Reviewed Date: 04/16/2020
Generally, while public utilities have the right to use municipal streets, that right is always subordinate to the principal purpose of the streets, which is obviously travel. For that reason, where street improvements necessitate it, utilities can be made to remove their facilities from the public streets. Tennessee follows the common law rule that in the absence of a statute providing otherwise, public utilities must remove their facilities at their own expense [Pack v. Southern Bell Tel. & Tel. Co., 387 S.W.2d 789 (1965); State v. Southern Bell Tel. & Tel. Co., 319 S.W.2d 90 (1958) (cert. denied by U.S. Supreme Court, Memphis Transit Co v. Tennessee ex rel Leech, 359 U.S. 1011 (1959)); Bristol Tenn. Housing Authority v. Bristol Gas Corp., 407 S.W.2d 681 (1966); Metropolitan Development and Housing Agency v. South Central Bell Telephone Co., 562 S.W.2d 438 (Tenn. App. 1978)].
T.C.A. §§ 54-5-804 et seq. provides for the state's payment of the costs of utility relocation with respect to "public highways." The definition of "public highway" within the meaning of that statute is a state highway forming part of the state highway or interstate system, and includes municipal streets that are part of those systems. T.C.A. § 54-5-802(5). Eligibility for utility relocation reimbursement under T.C.A. § 54-5-804 hinges on the utility's compliance with certain provisions of that statute and of T.C.A. § 54-5-854, the latter of which generally relates to the timely removal of the utility's infrastructure.

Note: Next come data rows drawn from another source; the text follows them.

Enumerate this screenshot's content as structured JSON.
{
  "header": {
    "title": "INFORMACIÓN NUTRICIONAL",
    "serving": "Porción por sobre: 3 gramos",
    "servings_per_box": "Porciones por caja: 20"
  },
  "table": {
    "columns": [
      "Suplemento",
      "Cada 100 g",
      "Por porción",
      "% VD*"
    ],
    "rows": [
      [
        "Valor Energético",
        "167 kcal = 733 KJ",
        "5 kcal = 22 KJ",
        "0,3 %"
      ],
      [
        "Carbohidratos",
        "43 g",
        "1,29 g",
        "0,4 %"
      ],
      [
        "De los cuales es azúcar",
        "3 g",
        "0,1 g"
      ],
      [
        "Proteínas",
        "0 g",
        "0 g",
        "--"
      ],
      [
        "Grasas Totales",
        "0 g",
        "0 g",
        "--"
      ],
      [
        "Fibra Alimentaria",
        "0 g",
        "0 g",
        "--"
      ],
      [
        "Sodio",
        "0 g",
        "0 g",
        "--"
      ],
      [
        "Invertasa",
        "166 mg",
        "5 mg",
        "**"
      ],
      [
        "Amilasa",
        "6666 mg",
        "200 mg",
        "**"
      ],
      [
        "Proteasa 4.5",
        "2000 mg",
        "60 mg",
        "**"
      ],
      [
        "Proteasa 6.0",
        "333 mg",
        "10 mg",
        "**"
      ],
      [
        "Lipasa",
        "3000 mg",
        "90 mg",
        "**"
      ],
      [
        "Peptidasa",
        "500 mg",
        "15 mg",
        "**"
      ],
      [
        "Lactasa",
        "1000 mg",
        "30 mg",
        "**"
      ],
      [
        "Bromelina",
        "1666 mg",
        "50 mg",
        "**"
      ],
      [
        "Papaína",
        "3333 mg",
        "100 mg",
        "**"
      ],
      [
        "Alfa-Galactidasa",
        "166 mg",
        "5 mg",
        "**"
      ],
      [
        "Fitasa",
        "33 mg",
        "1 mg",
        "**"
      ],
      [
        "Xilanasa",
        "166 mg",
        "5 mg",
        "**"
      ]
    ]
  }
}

In addition, reimbursement is conditioned upon the costs of that statute being funded and appropriated by the General Assembly.
T.C.A. § 54-22-101, also creates a presumptive right-of-way width under certain conditions "[w]herever the state proposes to improve a section of an existing two (2) lane undivided public road [Emphasis mine]. In addition, that statute provides that the state is responsible for the relocation of both above ground and underground utilities located entirely within that presumptive right of way. However, T.C.A. § 1-3-105 defines the terms used in the T.C.A. The word "Road" "includes public bridges and may be held equivalent to the words ‘county way,’ ‘county road,’ or ‘state road’ [Subsection (27)]. For that reason, that statute probably does not apply to municipal streets. Nothing in the context of T.C.A. § 54-22-101 indicates that "public road" includes a municipal street. Indeed, an unsuccessful attempt was made several years ago to amend that statute to add municipal streets to its coverage.